I looked at Petco and they have some of the nerites for 2.99 so I am going to get that one. It is my favorite. I actually just bought one of those pineapples and I was wondering what size yours was? I am not sure if the small one will be big enough for Fist or if I need to go back and get the bigger one.


----------



## teeneythebetta (Apr 29, 2012)

Mikayla said:


> I looked at Petco and they have some of the nerites for 2.99 so I am going to get that one. It is my favorite. I actually just bought one of those pineapples and I was wondering what size yours was? I am not sure if the small one will be big enough for Fist or if I need to go back and get the bigger one.


Mine is the smaller one. The neuritis LOVE the pineapple- neuritis need a variety of hiding places and things to climb on. My betta does not rest in the pineapple, but she often swims through it.

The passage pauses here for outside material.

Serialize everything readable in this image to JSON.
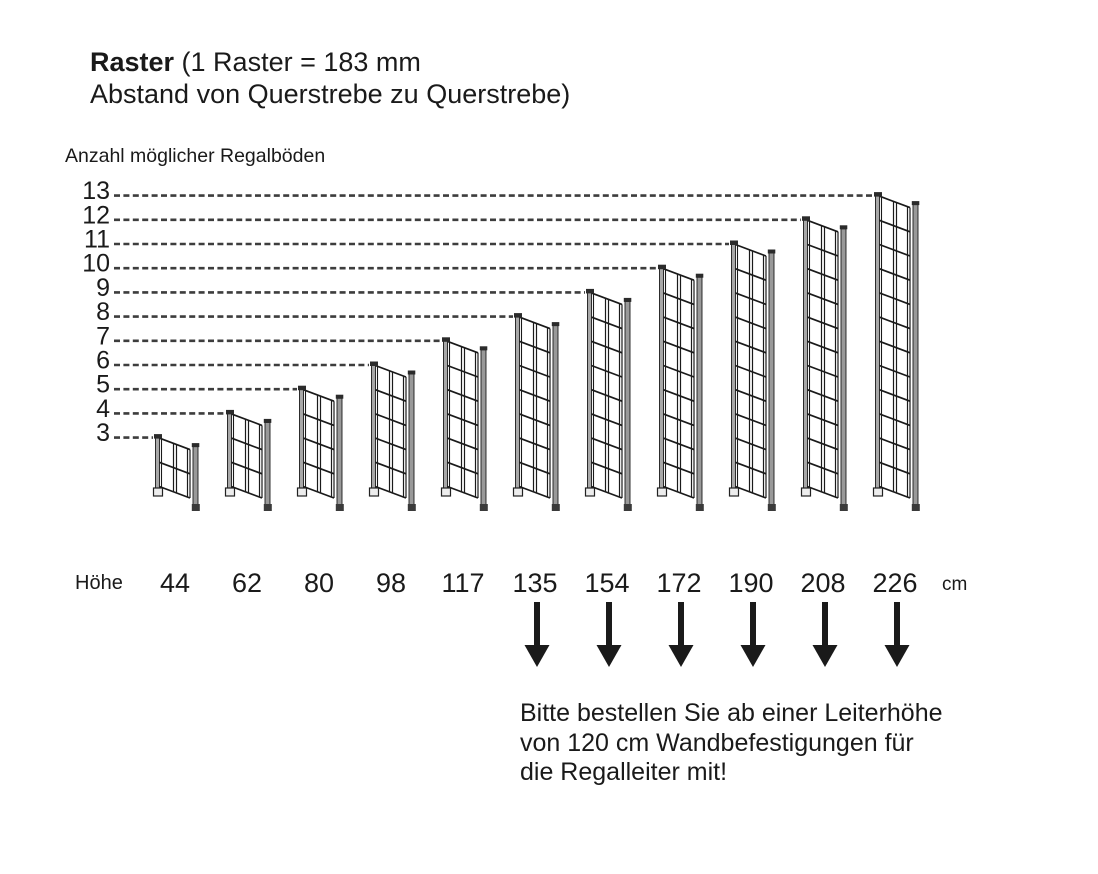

Extra word of advice- I feed my neuritis hiker algae wafers. When they sit in the water and the snails eat them, they get all broke down and stuck in the gravel. I bought a little white rock-ish cave from walmart called a "moon rock" found in the fish section for $4. I put the algae wafers in the moon rock- that way I can remove the moon rock and clean it out rather than making a mess of my gravel. If you have any more questions, feel free to message me!


----------



## teeneythebetta (Apr 29, 2012)

Here is the moon rock I was talking about...










It actually glows in the dark too


----------